The Senate bill also puts into place new burdens on employers by requiring them to implement advertising and recruitment measures by placing comprehensive and detailed job advertisement on the Secretary of Labor web site. H1B Employers would also have to conduct what Senator Hatch’s Amendment 12 states as a “good faith recruitment of United States workers in accordance with industry standards” [3] H1B Employers will need to establish that an American worker was not displaced by the foreign-born nonimmigrant worker within 90 days prior and after the date of filing the H-1B petition. The displacement period is increased to 180 days for H-1B dependent employers. The bill does, however, carve out an exception for this non-displacement attestation if a non-H-1B dependent employer maintains the same number of US workers in the same job category from the previous year. [4] Non-dependent H1B employers will also be subject to the non-displacement attestations, which until now have only been applicable to dependent employers or willful violators. S.744 requires that a dependent employer take further additional measures in order to ensure they did not displace an American worker with similar qualifications.

S.744 discourages the use of employer outplacement positions by prohibiting H-1B dependent employers from outsourcing or contracting out the services of an H-1B employer. A non-H-1B dependent may do so but must pay an additional $500 fee. Third-party contracting positions are often typical business models for many IT and other consulting firms and these measures will undoubtedly alter the consulting industry.

It is imperative to prevent abuse of the H-1B program by employers. However, investigations and audits of employers utilizing the H-1B program should be targeted and narrow. S. 744 looks to broaden the scope of inquiry by increasing the length of inquiry into an H-1B complaint from 12 months to 24 months. The bill would also allow Homeland Security in initiate its own inquiries and authorizes annual H-1B compliance audits for any employer with more than 100 employees if more than 15% are in H-1B status.

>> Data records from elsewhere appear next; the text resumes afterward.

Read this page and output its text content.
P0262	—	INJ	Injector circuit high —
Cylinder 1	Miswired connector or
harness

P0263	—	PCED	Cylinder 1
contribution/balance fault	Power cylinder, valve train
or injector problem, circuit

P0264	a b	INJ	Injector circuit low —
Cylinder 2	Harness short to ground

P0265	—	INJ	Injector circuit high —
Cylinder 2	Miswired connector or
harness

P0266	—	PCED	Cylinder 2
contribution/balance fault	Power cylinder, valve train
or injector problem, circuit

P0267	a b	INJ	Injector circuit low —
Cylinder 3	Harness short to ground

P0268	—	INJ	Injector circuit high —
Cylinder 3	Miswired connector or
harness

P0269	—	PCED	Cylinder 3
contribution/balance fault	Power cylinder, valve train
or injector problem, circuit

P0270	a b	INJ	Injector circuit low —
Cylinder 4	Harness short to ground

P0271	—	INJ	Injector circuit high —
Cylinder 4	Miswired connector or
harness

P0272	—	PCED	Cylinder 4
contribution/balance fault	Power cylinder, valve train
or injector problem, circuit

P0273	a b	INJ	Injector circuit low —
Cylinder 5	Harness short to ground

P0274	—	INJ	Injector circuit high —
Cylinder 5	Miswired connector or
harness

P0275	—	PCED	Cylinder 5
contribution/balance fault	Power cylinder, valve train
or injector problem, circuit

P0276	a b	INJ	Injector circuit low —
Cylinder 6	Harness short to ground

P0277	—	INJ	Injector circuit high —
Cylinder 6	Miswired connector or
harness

These measures and additional amendments are quite ambiguous and could cause far reaching regulatory interpretations resulting in the likely increase in time from H-1B filing to approval. In a fast paced, global economy, US firms need the ability to acquire highly skilled professionals in a streamlined and timely manner and have the detrimental effect of discouraging US companies from sponsoring a talent pool that is otherwise not available in the US economy. While it makes more sense for Congress to make these requirements for immigrant employment based visas, these requirements create such an onerous burden on employers seeking temporary non-immigrant visas that US businesses may stop utilizing the program. This would have the end result of the US businesses loosing out on much of the best-qualified talent and reduce American competitiveness.

1 The Full Senate bill as initially introduced can be found at http://www.judiciary.senate.gov/legislation/immigration/EAS13500.pdf
2 The Washington Post article can be found here
4 Occupational job zone categories are based on the Department of Labor’s Occupational Information Network Database (O*NET).